Just put up a ton of hay for the winter. Great, fine texture and they eat every scrap. How do I keep rodents out of it? It will be under a carport on pallets and covered with tarps to protect from driving sideways rain.


----------



## Nanno (Aug 30, 2009)

I must've missed this post the other day. I hate to tell you, but I've never heard of anyone who was able to keep rodents out of their hay. Cats can help, but they can only do so much, and they pee on the hay more than the rodents do. You can put poison down, but that's always a risk to other animals. I've never bothered to even try keeping rodents out of my hay, but I've never experienced any problems from letting the mice and rats set up house in it.


----------



## TDG-Farms (Jul 12, 2013)

I never have them in my hay. Under it, living in the gap between the hay and the ground that the pallets make, sure. But never in the hay. Traps, bait, cats. About the best you can do.


----------



## Nanno (Aug 30, 2009)

Yeah, Dave's right--they never get into the hay bales themselves.
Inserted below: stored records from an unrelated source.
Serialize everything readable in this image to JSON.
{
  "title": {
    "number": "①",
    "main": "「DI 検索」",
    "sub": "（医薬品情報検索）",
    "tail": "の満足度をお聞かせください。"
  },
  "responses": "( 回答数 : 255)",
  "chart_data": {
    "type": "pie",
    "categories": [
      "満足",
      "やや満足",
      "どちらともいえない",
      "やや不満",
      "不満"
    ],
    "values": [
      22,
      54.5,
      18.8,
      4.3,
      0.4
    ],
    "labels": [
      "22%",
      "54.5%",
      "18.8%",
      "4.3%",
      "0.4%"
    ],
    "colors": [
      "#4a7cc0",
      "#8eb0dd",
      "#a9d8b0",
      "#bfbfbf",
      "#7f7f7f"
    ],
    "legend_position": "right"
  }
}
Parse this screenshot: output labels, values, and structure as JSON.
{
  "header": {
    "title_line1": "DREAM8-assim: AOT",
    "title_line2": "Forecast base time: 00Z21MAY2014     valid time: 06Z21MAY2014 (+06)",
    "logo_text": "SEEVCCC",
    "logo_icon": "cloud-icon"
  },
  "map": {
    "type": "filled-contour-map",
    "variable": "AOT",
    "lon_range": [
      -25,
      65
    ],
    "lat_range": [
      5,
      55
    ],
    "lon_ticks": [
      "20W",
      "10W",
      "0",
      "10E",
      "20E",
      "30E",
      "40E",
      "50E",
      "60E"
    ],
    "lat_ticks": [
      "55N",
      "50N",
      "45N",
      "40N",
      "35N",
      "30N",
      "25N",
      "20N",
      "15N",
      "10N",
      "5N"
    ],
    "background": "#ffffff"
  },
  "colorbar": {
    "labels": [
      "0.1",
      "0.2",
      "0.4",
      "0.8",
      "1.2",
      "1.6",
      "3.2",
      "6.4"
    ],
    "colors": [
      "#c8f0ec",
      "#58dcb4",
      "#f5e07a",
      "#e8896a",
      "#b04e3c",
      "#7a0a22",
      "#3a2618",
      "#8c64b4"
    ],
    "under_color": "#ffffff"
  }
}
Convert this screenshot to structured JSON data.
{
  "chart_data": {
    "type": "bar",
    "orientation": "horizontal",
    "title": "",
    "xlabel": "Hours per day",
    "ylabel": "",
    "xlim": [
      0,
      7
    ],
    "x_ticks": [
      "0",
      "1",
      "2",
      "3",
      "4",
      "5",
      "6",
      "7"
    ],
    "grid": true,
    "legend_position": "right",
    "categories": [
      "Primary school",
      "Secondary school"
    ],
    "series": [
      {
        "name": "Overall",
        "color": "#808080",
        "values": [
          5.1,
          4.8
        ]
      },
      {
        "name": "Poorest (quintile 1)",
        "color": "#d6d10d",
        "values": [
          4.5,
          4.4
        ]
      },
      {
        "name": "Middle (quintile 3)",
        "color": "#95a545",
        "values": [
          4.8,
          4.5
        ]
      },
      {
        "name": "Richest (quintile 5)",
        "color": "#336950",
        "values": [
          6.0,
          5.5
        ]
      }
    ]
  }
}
They just make nests under them and in the cracks between or behind them, or between the top of the hay and the tarp. They really don't harm anything. The worst thing I've ever had happen with rodents is that the occasional bale has popped when I picked it up because a packrat chewed a hay string. But that's happened like twice in all the years I've had hay, so not really a big deal.


----------



## Catahoula (Feb 12, 2013)

Mine are stored in a enclosed shed. We had mice in there before but had sealed all holes and openings. Haven't seen droppings in there for the past year... At least I tell myself...the is no more mice.


----------